I would contend that what a young person knows, as opposed to what they can do, should matter to an employer. What’s more, I think it should matter to all of us. Here’s a definitional point for education from the Oxford that I was delighted to see: “an enlightening experience.”

A better world requires a better educated populace, especially women. For the human race to progress (perhaps survive), more people need to understand the lessons of history. More people have to know how to think rationally, act responsibly, and honour compassion, courage and commitment. None of that necessarily comes with job training for a data analyst or mobile programmer.

And maybe, if the range of jobs available out there is narrowing to ever more specific, high technical-skills work, applicable to an ever more narrow set of industries, then that set of industries should be taking on a greater role in instituting the needed training regimes. Maybe as an addendum to what can be more properly termed ‘an education.’

I’m sure that Friedman and his conference colleagues would not disagree with the value of an education that stresses knowledge, not skills. And yes, universities have become too elitist and expensive everywhere, especially in America.

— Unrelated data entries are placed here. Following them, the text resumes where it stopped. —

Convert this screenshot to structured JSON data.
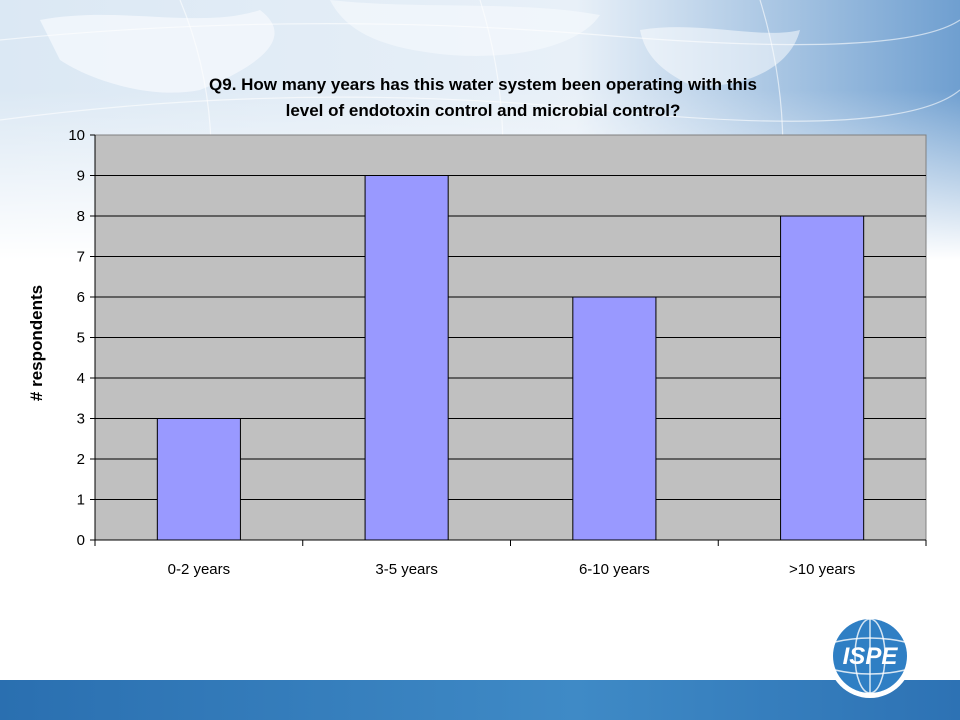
{
  "slide": {
    "logo_text": "ISPE",
    "colors": {
      "footer": "#3a82c2",
      "logo": "#2f7fc4",
      "plot_bg": "#c0c0c0",
      "bar_fill": "#9999ff",
      "bar_stroke": "#000000"
    }
  },
  "chart_data": {
    "type": "bar",
    "title_lines": [
      "Q9. How many years has this water system been operating with this",
      "level of endotoxin control and microbial control?"
    ],
    "xlabel": "",
    "ylabel": "# respondents",
    "categories": [
      "0-2 years",
      "3-5 years",
      "6-10 years",
      ">10 years"
    ],
    "values": [
      3,
      9,
      6,
      8
    ],
    "ylim": [
      0,
      10
    ],
    "yticks": [
      "0",
      "1",
      "2",
      "3",
      "4",
      "5",
      "6",
      "7",
      "8",
      "9",
      "10"
    ],
    "grid": true,
    "legend": "none"
  }
}
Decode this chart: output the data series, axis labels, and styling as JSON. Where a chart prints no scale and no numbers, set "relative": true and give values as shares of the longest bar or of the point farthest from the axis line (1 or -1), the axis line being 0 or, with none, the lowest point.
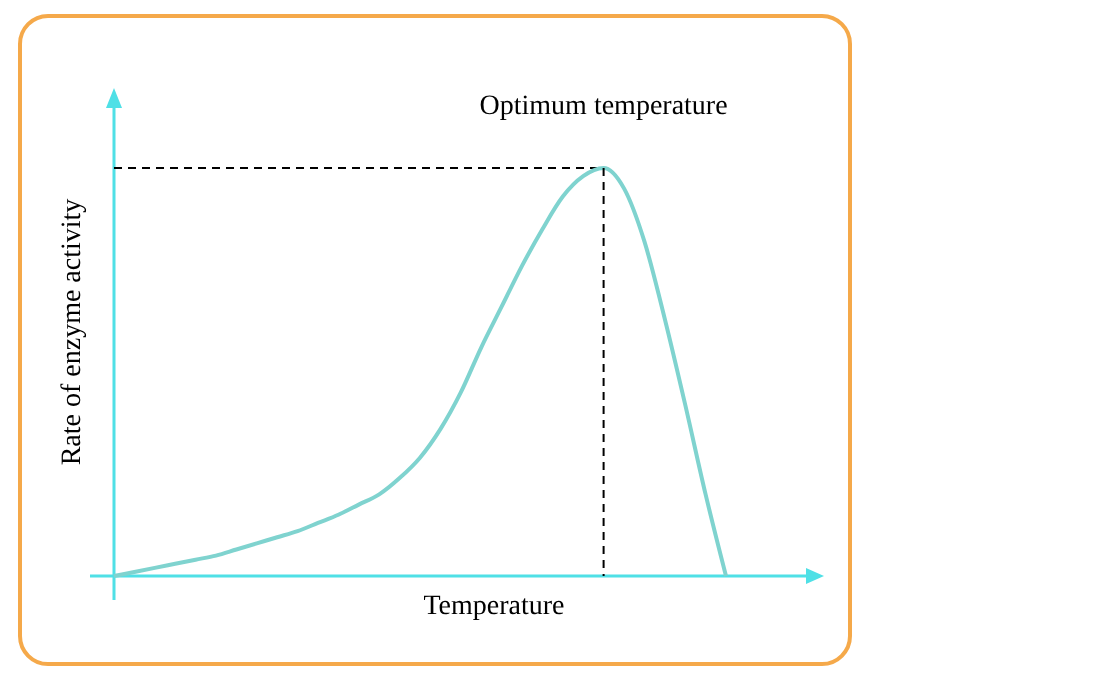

But my daughter attends Quest University in Squamish, British Columbia, where, in addition to studying mathematics and biology, she is obliged to take courses in Rhetoric, Democracy and Justice, and Global Perspectives.

Not exactly the stuff that is likely to land her a job in Silicon Valley, you might say, and I would have to reluctantly agree. But then I would again argue that it should better qualify her for that job. Certainly those courses will make her a better citizen, something the world is in dire need of, but I would also argue that a degree in “Liberal Arts and Sciences” does in fact better qualify her for that job, because those courses will teach her how to better formulate an argument, better understand the empowerment (and therefore the greater job satisfaction) that comes with the democratic process, and better appreciate the global implications of practically all we do workwise these days.

Damn tootin’ that education in liberal arts and sciences better qualifies her for that job in Silicon Valley. That and every other job out there.